Melenceng Sedikit dari Arah Kiblat
Dalam Ghayah Al-Muqtashidin Syarh Manhaj As-Salikin (1:188) disebutkan bahwa menghadap ke arah (al-jihhah) dan menyimpang sedikit tidaklah masalah. Karena Nabi shallallahu ‘alaihi wa sallam bersabda,
مَا بَيْنَ الْمَشْرِقِ وَالْمَغْرِبِ قِبْلَةٌ
“Arah antara timur dan barat adalah kiblat.” (HR. Tirmidzi, no. 342, dari Abu Hurairah. Tirmidzi mengatakan hadits ini shahih. Dikatakan oleh Syaikh Al-Albani dalam Irwa’ Al-Ghalil dan Misykah Al-Mashabih bahwa hadits ini shahih). Berarti antara arah timur dan barat adalah kiblat.

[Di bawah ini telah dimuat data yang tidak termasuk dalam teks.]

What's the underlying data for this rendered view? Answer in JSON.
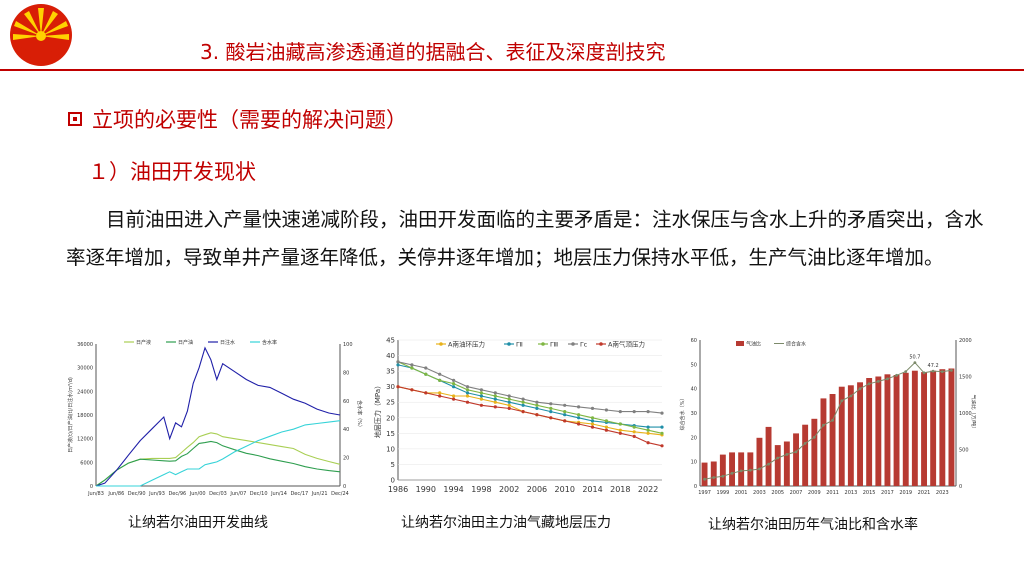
{
  "header": {
    "title": "3. 酸岩油藏高渗透通道的据融合、表征及深度剖技究"
  },
  "section": {
    "heading": "立项的必要性（需要的解决问题）",
    "subheading": "１）油田开发现状"
  },
  "body": {
    "paragraph": "目前油田进入产量快速递减阶段，油田开发面临的主要矛盾是：注水保压与含水上升的矛盾突出，含水率逐年增加，导致单井产量逐年降低，关停井逐年增加；地层压力保持水平低，生产气油比逐年增加。"
  },
  "colors": {
    "accent": "#c00000"
  },
  "figures": [
    {
      "caption": "让纳若尔油田开发曲线"
    },
    {
      "caption": "让纳若尔油田主力油气藏地层压力"
    },
    {
      "caption": "让纳若尔油田历年气油比和含水率"
    }
  ],
  "chart_data": [
    {
      "type": "line",
      "legend": [
        "日产液",
        "日产油",
        "日注水",
        "含水率"
      ],
      "xlabel": "",
      "ylabel_left": "日产液(t)/日产油(t)/日注水(m³/d)",
      "ylabel_right": "含水率（%）",
      "x_ticks": [
        "Jun/83",
        "Jun/86",
        "Dec/90",
        "Jun/93",
        "Dec/96",
        "Jun/00",
        "Dec/03",
        "Jun/07",
        "Dec/10",
        "Jun/14",
        "Dec/17",
        "Jun/21",
        "Dec/24"
      ],
      "ylim_left": [
        0,
        36000
      ],
      "y_ticks_left": [
        "0",
        "6000",
        "12000",
        "18000",
        "24000",
        "30000",
        "36000"
      ],
      "ylim_right": [
        0,
        100
      ],
      "y_ticks_right": [
        "0",
        "20",
        "40",
        "60",
        "80",
        "100"
      ],
      "x": [
        1983.5,
        1985,
        1987,
        1989,
        1991,
        1993,
        1995,
        1996,
        1997,
        1998,
        1999,
        2000,
        2001,
        2002,
        2003,
        2004,
        2005,
        2007,
        2009,
        2011,
        2013,
        2015,
        2017,
        2019,
        2021,
        2023,
        2024.9
      ],
      "series": [
        {
          "name": "日产液",
          "axis": "left",
          "values": [
            0,
            1500,
            4000,
            5800,
            6800,
            7000,
            7000,
            7000,
            7200,
            8500,
            9800,
            11000,
            12500,
            13000,
            13500,
            13200,
            12500,
            12000,
            11500,
            11000,
            10500,
            10000,
            9500,
            8000,
            7000,
            6200,
            5500
          ]
        },
        {
          "name": "日产油",
          "axis": "left",
          "values": [
            0,
            1500,
            4000,
            5800,
            6800,
            6600,
            6400,
            6300,
            6400,
            7500,
            8200,
            9500,
            10800,
            11000,
            11300,
            11000,
            10200,
            9200,
            8300,
            7700,
            6900,
            6300,
            5700,
            4900,
            4300,
            3900,
            3600
          ]
        },
        {
          "name": "日注水",
          "axis": "left",
          "values": [
            0,
            700,
            4000,
            7800,
            11500,
            14500,
            17500,
            12000,
            16000,
            15000,
            19000,
            26000,
            30000,
            35000,
            32000,
            27000,
            31000,
            29000,
            27000,
            25500,
            25000,
            23500,
            22000,
            21000,
            19500,
            18500,
            18000
          ]
        },
        {
          "name": "含水率",
          "axis": "right",
          "values": [
            0,
            0,
            0,
            0,
            0,
            4,
            8,
            10,
            8,
            10,
            12,
            12,
            12,
            15,
            16,
            17,
            19,
            24,
            28,
            32,
            35,
            38,
            40,
            43,
            44,
            45,
            46
          ]
        }
      ]
    },
    {
      "type": "line",
      "legend": [
        "A南油环压力",
        "ΓⅡ",
        "ΓⅢ",
        "Γc",
        "A南气顶压力"
      ],
      "xlabel": "",
      "ylabel": "地层压力（MPa）",
      "ylim": [
        0,
        45
      ],
      "y_ticks": [
        "0",
        "5",
        "10",
        "15",
        "20",
        "25",
        "30",
        "35",
        "40",
        "45"
      ],
      "x_ticks": [
        "1986",
        "1990",
        "1994",
        "1998",
        "2002",
        "2006",
        "2010",
        "2014",
        "2018",
        "2022"
      ],
      "x": [
        1986,
        1988,
        1990,
        1992,
        1994,
        1996,
        1998,
        2000,
        2002,
        2004,
        2006,
        2008,
        2010,
        2012,
        2014,
        2016,
        2018,
        2020,
        2022,
        2024
      ],
      "series": [
        {
          "name": "A南油环压力",
          "values": [
            30,
            29,
            28,
            28,
            27,
            27,
            26,
            25,
            24,
            22,
            21,
            20,
            19,
            18.5,
            18,
            17,
            16,
            15.5,
            15,
            14.5
          ]
        },
        {
          "name": "ΓⅡ",
          "values": [
            37,
            36,
            34,
            32,
            30,
            28,
            27,
            26,
            25,
            24,
            23,
            22,
            21,
            20,
            19,
            18.5,
            18,
            17.5,
            17,
            17
          ]
        },
        {
          "name": "ΓⅢ",
          "values": [
            38,
            36,
            34,
            32,
            31,
            29,
            28,
            27,
            26,
            25,
            24,
            23,
            22,
            21,
            20,
            19,
            18,
            17,
            16,
            15
          ]
        },
        {
          "name": "Γc",
          "values": [
            38,
            37,
            36,
            34,
            32,
            30,
            29,
            28,
            27,
            26,
            25,
            24.5,
            24,
            23.5,
            23,
            22.5,
            22,
            22,
            22,
            21.5
          ]
        },
        {
          "name": "A南气顶压力",
          "values": [
            30,
            29,
            28,
            27,
            26,
            25,
            24,
            23.5,
            23,
            22,
            21,
            20,
            19,
            18,
            17,
            16,
            15,
            14,
            12,
            11
          ]
        }
      ]
    },
    {
      "type": "bar",
      "legend": [
        "气油比",
        "综合含水"
      ],
      "ylabel_left": "综合含水（%）",
      "ylabel_right": "气油比（方/吨）",
      "ylim_left": [
        0,
        60
      ],
      "y_ticks_left": [
        "0",
        "10",
        "20",
        "30",
        "40",
        "50",
        "60"
      ],
      "ylim_right": [
        0,
        2000
      ],
      "y_ticks_right": [
        "0",
        "500",
        "1000",
        "1500",
        "2000"
      ],
      "categories": [
        "1997",
        "1998",
        "1999",
        "2000",
        "2001",
        "2002",
        "2003",
        "2004",
        "2005",
        "2006",
        "2007",
        "2008",
        "2009",
        "2010",
        "2011",
        "2012",
        "2013",
        "2014",
        "2015",
        "2016",
        "2017",
        "2018",
        "2019",
        "2020",
        "2021",
        "2022",
        "2023",
        "2024"
      ],
      "x_ticks": [
        "1997",
        "1999",
        "2001",
        "2003",
        "2005",
        "2007",
        "2009",
        "2011",
        "2013",
        "2015",
        "2017",
        "2019",
        "2021",
        "2023"
      ],
      "series": [
        {
          "name": "气油比",
          "axis": "right",
          "values": [
            320,
            335,
            430,
            460,
            460,
            460,
            660,
            810,
            560,
            610,
            720,
            840,
            920,
            1200,
            1260,
            1360,
            1380,
            1420,
            1480,
            1500,
            1530,
            1520,
            1550,
            1580,
            1560,
            1580,
            1600,
            1610
          ]
        },
        {
          "name": "综合含水",
          "axis": "left",
          "values": [
            2.8,
            3.5,
            4.0,
            5.2,
            6.2,
            6.5,
            7.0,
            9.0,
            11.5,
            13.0,
            14.0,
            17.5,
            20.0,
            25.0,
            27.0,
            35.0,
            37.0,
            40.0,
            42.0,
            43.0,
            44.0,
            45.5,
            47.0,
            50.7,
            46.5,
            47.2,
            47.0,
            47.5
          ]
        }
      ],
      "annotations": [
        "50.7",
        "47.2"
      ]
    }
  ]
}
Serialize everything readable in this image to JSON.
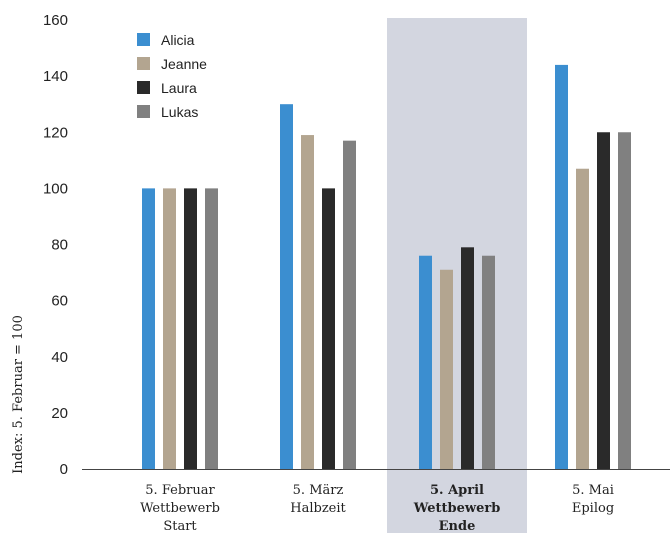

Dalam Mulakhash Fiqh Al-‘Ibadat (hlm. 192) disebutkan pula bahwa menyimpang sedikit dari jihhah (arah Kabah) tidaklah masalah. Inilah pendapat dari ulama Hanafiyah, Hambali, salah satu pendapat dari Imam Malik, pendapat ini dipilih oleh Ibnu Taimiyyah, Ibnu ‘Utsaimin, dan juga merupakan pendapat dari Al-Lajnah Ad-Daimah (Komisi Fatwa Kerajaan Saudi Arabia).
Semoga bermanfaat dan berakhir pembahasan menghadap kiblat dalam tiga serial. Wallahu waliyyut taufiq.
Referensi:
- Fatwa Al-Islam Sual wa Jawab, no. 82536. Syaikh Muhammad Shalih Al-Munajjid.
- Ghayah Al-Muqtashidin Syarh Manhaj As-Salikin. Cetakan pertama, Tahun 1434 H. Abu ‘Abdirrahman Ahmad bin ‘Abdurrahman Az-Zauman. Penerbit Dar Ibnul Jauzi.
- Mulakhash Fiqh Al-‘ I’dad: Al-Qism Al-‘Ilmi bi Muassasah Ad-Durar As-Saniyyah.
- Syarh Manhaj As–Salikin. Cetakan kedua, Tahun 1435 H. Dr. Sulaiman bin ‘Abdillah Al-Qushair. Penerbit Maktabah Dar Al-Minhaj.
—
Diselesaikan saat safar ke Jakarta, 18 Jumadal Ula 1440 H (24 Januari 2019)
Disusun oleh: Muhammad Abduh Tuasikal, S.T., M.Sc.